Stephen Spender's life, with all its secrets, successes, and contradictions, is a vivid prism through which to view the twentieth century. He befriended Auden and Isherwood while at Oxford, and together the three had wildly transgressive adventures in Europe and were early vocal critics of Hitler and the rise of fascism in their celebrated writings. Like his friends, Spender was drawn to other men, yet he eventually married Natasha, a world-renowned concert pianist, and started a family.
In the midst of a heady world of poetry and liberal politics, gay love affairs and tense silences, Matthew Spender grew up the child of two brilliant artists. Taught how to use adjectives by Uncle Auden and raised among the British cultural elite, Matthew led what might have been a charmed existence were it not for the tensions in his own household. His father, always susceptible to the allure of young men, was unable to stop himself, or reveal his secret, for the sake of his family; and his mother's suffering led her to infatuations of her own. A House in St John's Wood: In Search of My Parents is a son's attempt to reconstruct a portrait of his magnetic father and unconventional family out of the ambiguous experiences of his childhood.
Drawing on unpublished letters and diaries, family keepsakes and youthful memories, Matthew Spender tells the story of a singular family in the midst of its own cold war, as the artistic world of mid-century London circled around them.
This is a much different type book than I normally read (and I was not familar with the author's family). I tried to keep reading it, but about halfway through, I gave up on it. There are too many good books out there to read rather than slogging through one that just doesn't interest you.
This is a fascinating investigation of the relationship of Matthew Spender's parents and of his relationship to them. It begins with the death of his mother in 2010 and her attempts to thwart him gaining literary executorship of his father's work. Her death before she could exclude him from his father's literary inheritance resulted in his book - part biography and part memoir.

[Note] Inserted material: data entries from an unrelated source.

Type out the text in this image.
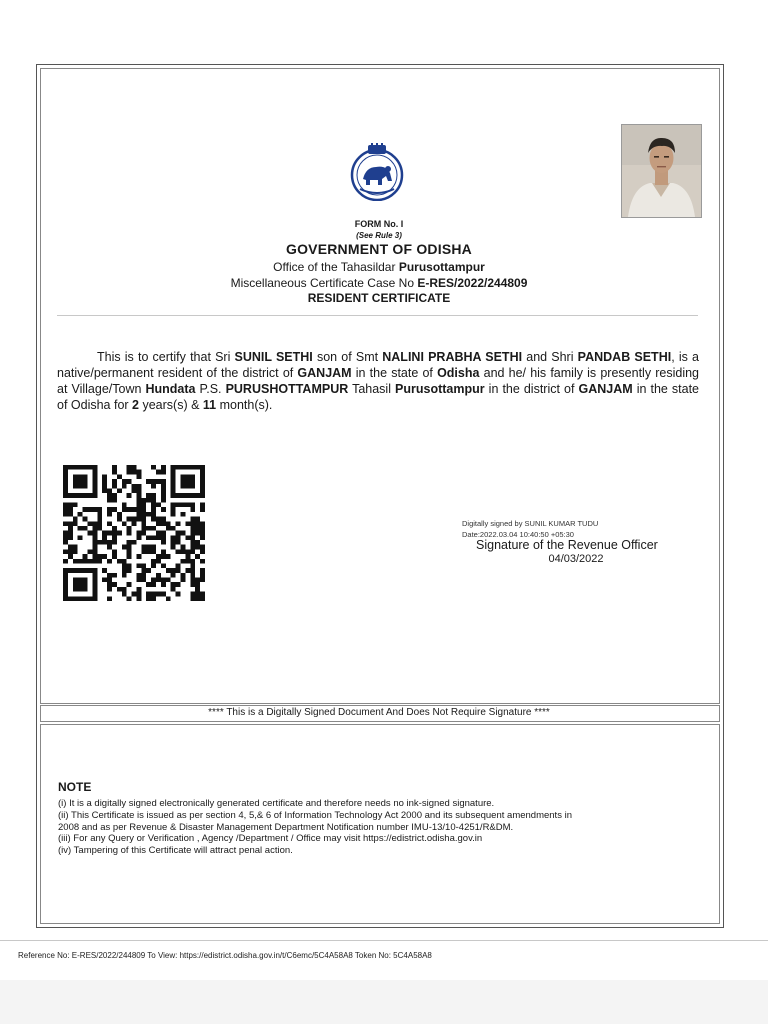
FORM No. I
(See Rule 3)
GOVERNMENT OF ODISHA
Office of the Tahasildar Purusottampur
Miscellaneous Certificate Case No E-RES/2022/244809
RESIDENT CERTIFICATE
This is to certify that Sri SUNIL SETHI son of Smt NALINI PRABHA SETHI and Shri PANDAB SETHI, is a native/permanent resident of the district of GANJAM in the state of Odisha and he/ his family is presently residing at Village/Town Hundata P.S. PURUSHOTTAMPUR Tahasil Purusottampur in the district of GANJAM in the state of Odisha for 2 years(s) & 11 month(s).
Digitally signed by SUNIL KUMAR TUDU
Date:2022.03.04 10:40:50 +05:30
Signature of the Revenue Officer
04/03/2022
**** This is a Digitally Signed Document And Does Not Require Signature ****
NOTE
(i) It is a digitally signed electronically generated certificate and therefore needs no ink-signed signature.
(ii) This Certificate is issued as per section 4, 5,& 6 of Information Technology Act 2000 and its subsequent amendments in
2008 and as per Revenue & Disaster Management Department Notification number IMU-13/10-4251/R&DM.
(iii) For any Query or Verification , Agency /Department / Office may visit https://edistrict.odisha.gov.in
(iv) Tampering of this Certificate will attract penal action.
Reference No: E-RES/2022/244809 To View: https://edistrict.odisha.gov.in/t/C6emc/5C4A58A8 Token No: 5C4A58A8
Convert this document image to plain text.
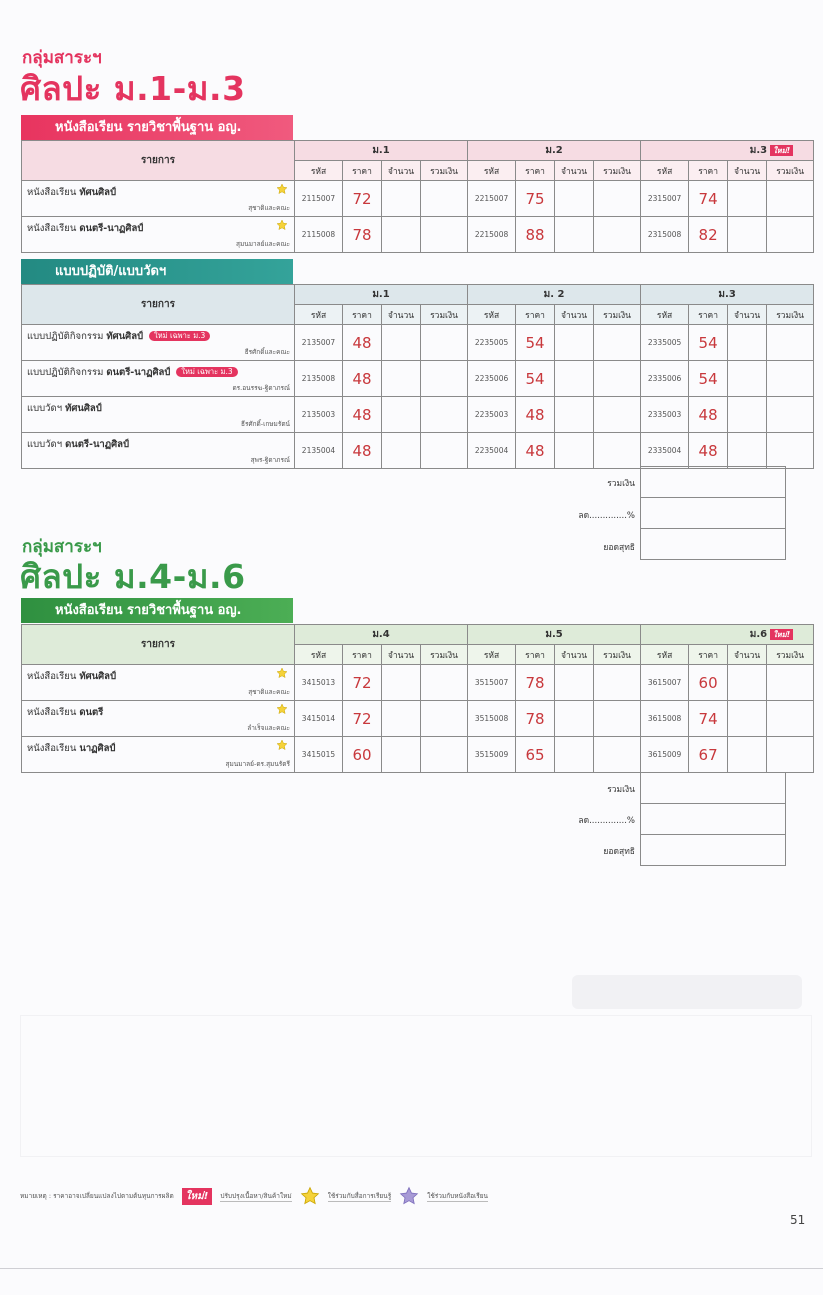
กลุ่มสาระฯ
ศิลปะ ม.1-ม.3
หนังสือเรียน รายวิชาพื้นฐาน อญ.
รายการ	ม.1				ม.2				ม.3 ใหม่!			
	รหัส	ราคา	จำนวน	รวมเงิน	รหัส	ราคา	จำนวน	รวมเงิน	รหัส	ราคา	จำนวน	รวมเงิน

หนังสือเรียน ทัศนศิลป์
สุชาติและคณะ	2115007	72			2215007	75			2315007	74		

หนังสือเรียน ดนตรี-นาฏศิลป์
สุมนมาลย์และคณะ	2115008	78			2215008	88			2315008	82		
แบบปฏิบัติ/แบบวัดฯ
รายการ	ม.1				ม. 2				ม.3			
	รหัส	ราคา	จำนวน	รวมเงิน	รหัส	ราคา	จำนวน	รวมเงิน	รหัส	ราคา	จำนวน	รวมเงิน

แบบปฏิบัติกิจกรรม ทัศนศิลป์ ใหม่ เฉพาะ ม.3
ธีรศักดิ์และคณะ	2135007	48			2235005	54			2335005	54		

แบบปฏิบัติกิจกรรม ดนตรี-นาฏศิลป์ ใหม่ เฉพาะ ม.3
ดร.อนรรฆ-ฐิดาภรณ์	2135008	48			2235006	54			2335006	54		

แบบวัดฯ ทัศนศิลป์
ธีรศักดิ์-เกษมรัตน์	2135003	48			2235003	48			2335003	48		

แบบวัดฯ ดนตรี-นาฏศิลป์
สุพร-ฐิดาภรณ์	2135004	48			2235004	48			2335004	48		
รวมเงิน
ลด..............%
ยอดสุทธิ
กลุ่มสาระฯ
ศิลปะ ม.4-ม.6
หนังสือเรียน รายวิชาพื้นฐาน อญ.
รายการ	ม.4				ม.5				ม.6 ใหม่!			
	รหัส	ราคา	จำนวน	รวมเงิน	รหัส	ราคา	จำนวน	รวมเงิน	รหัส	ราคา	จำนวน	รวมเงิน

หนังสือเรียน ทัศนศิลป์
สุชาติและคณะ	3415013	72			3515007	78			3615007	60		

หนังสือเรียน ดนตรี
ลำเร็จและคณะ	3415014	72			3515008	78			3615008	74		

หนังสือเรียน นาฏศิลป์
สุมนมาลย์-ดร.สุมนรัตรี	3415015	60			3515009	65			3615009	67		
รวมเงิน
ลด..............%
ยอดสุทธิ
หมายเหตุ : ราคาอาจเปลี่ยนแปลงไปตามต้นทุนการผลิต	ใหม่!	ปรับปรุงเนื้อหา/สินค้าใหม่	ใช้ร่วมกับสื่อการเรียนรู้	ใช้ร่วมกับหนังสือเรียน
51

Matthew Spender was the son of poet, Stephen Spender, and the pianist, Natasha Litvin. However, at the core of this book is his father's sexuality and his relationships with other men, while his mother attempted to maintain the fiction that their marriage was fine and her concentration on keeping up appearances which seemed to cost her a lot. It is obvious that her son has a mixture of sympathy and exasperation with his parents. He loved both and appreciated his mother's attempts to give him and his sister stability and yet gradually realised that all was not well between them. Not only did his father have a tendency to fall, sentimentally, in love with a procession of young men, but his mother had a long and complicated relationship with the writer, Raymond Chandler.

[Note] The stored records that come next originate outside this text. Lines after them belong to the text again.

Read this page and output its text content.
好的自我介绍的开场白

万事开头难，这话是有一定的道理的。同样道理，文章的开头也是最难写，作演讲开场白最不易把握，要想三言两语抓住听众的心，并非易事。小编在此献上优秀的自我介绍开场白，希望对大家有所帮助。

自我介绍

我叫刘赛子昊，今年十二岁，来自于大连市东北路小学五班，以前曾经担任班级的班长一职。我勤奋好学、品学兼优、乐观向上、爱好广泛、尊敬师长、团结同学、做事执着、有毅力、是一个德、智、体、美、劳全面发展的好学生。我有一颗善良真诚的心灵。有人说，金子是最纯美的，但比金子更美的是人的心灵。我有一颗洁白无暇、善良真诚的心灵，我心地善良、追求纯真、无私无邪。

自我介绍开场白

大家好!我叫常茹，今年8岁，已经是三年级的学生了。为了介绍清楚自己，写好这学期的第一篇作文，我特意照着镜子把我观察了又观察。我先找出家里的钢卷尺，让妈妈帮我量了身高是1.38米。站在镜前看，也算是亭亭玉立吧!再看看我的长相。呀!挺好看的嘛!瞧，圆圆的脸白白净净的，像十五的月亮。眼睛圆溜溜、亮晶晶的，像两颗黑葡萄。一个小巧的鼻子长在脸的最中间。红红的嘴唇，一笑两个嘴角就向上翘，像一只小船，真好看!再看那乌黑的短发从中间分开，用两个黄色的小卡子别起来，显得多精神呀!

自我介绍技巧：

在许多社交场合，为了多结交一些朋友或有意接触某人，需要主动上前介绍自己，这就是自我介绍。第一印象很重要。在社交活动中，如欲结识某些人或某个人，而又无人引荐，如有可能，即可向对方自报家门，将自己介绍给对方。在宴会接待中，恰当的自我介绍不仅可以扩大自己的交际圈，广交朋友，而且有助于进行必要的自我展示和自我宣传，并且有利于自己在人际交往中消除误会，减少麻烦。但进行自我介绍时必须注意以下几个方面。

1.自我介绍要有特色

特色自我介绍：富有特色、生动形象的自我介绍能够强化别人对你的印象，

Alongside the personal, this is an interesting account of an era. W.H. Auden taught Matthew about adjectives, his father was a friend of Guy Burgess and he grew up around the literary world and, later, when meeting his wife, artists. There is much about post-war Europe, the Cold War and the magazine his father ran, 'Encounter,' which turned out to be financed by the CIA. I found this an extremely fascinating account of life childhood and felt he was fair in his account of both his parents.
Never read Spenders poetry, but I was surprised how much I enjoyed his son’s memoir. MS writes very well, and the story to tell about his family is a complicated one.
I was fairly familiar with the lives of Stephen and Natasha Spender before reading A House in St John's Wood, but in this book they are unpacked and unpicked by their son, Matthew, in a way that's simultaneously ruthless and kind, and it makes these two very different individuals come alive in a way I'd never appreciated before.
The book is many things. As well as a sort of parental biography, it's an insider's account of the incestuous 20th-century Anglo-American cultural establishment (so many famous names in this book, so many). It's the clearest explanation I've ever read of the mess of the CIA's involvement in Spender's magazine, Encounter, and in left-wing culture more generally, and it makes it very clear what that meant and why it was important. On top of all that, the book is a love story. The description of Matthew's first meeting with his wife is truly beautiful.
It's very funny too. Matthew remembers taking a saltwater bath while lobsters crawled all over the floor (harrowing, but funny, and weird). Natasha takes an English A-Level and is assigned three of W.H. Auden's poems - and was definitely the only student who had W.H. Auden staying in her guest room at the time. And there's some business with a kitten that's also harrowing, but funny, and weird.
Very readable, very interesting, very candid, and very, very insightful. I think this book honours Stephen and Natasha Spender almost despite themselves.